Among the causes--if not rather among the results--of that disposition
to melancholy, which, after all, perhaps, naturally belonged to his
temperament, must not be forgotten those sceptical views of religion,
which clouded, as has been shown, his boyish thoughts, and, at the
time of which I am speaking, gathered still more darkly over his mind.

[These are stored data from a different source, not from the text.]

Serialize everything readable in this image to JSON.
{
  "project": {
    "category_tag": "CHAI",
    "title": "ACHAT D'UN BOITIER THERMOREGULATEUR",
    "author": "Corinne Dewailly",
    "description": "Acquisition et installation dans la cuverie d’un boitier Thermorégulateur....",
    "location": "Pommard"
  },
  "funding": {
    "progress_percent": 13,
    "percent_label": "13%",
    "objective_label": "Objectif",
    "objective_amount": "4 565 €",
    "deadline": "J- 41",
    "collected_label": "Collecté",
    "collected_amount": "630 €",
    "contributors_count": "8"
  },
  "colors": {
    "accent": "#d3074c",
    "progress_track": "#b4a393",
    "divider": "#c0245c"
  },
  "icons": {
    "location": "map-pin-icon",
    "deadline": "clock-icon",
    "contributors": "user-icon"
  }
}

In general we find the young too ardently occupied with the
enjoyments which this life gives or promises to afford either leisure
or inclination for much enquiry into the mysteries of the next. But
with him it was unluckily otherwise; and to have, at once, anticipated
the worst experience both of the voluptuary and the reasoner,--to have
reached, as he supposed, the boundary of this world's pleasures, and
see nothing but "clouds and darkness" beyond, was the doom, the
anomalous doom, which a nature, premature in all its passions and
powers, inflicted on Lord Byron.
When Pope, at the age of five-and-twenty, complained of being weary of
the world, he was told by Swift that he "had not yet acted or suffered
enough in the world to have become weary of it."[111] But far
different was the youth of Pope and of Byron;--what the former but
anticipated in thought, the latter had drunk deep of in reality;--at
an age when the one was but looking forth on the sea of life, the
other had plunged in, and tried its depths.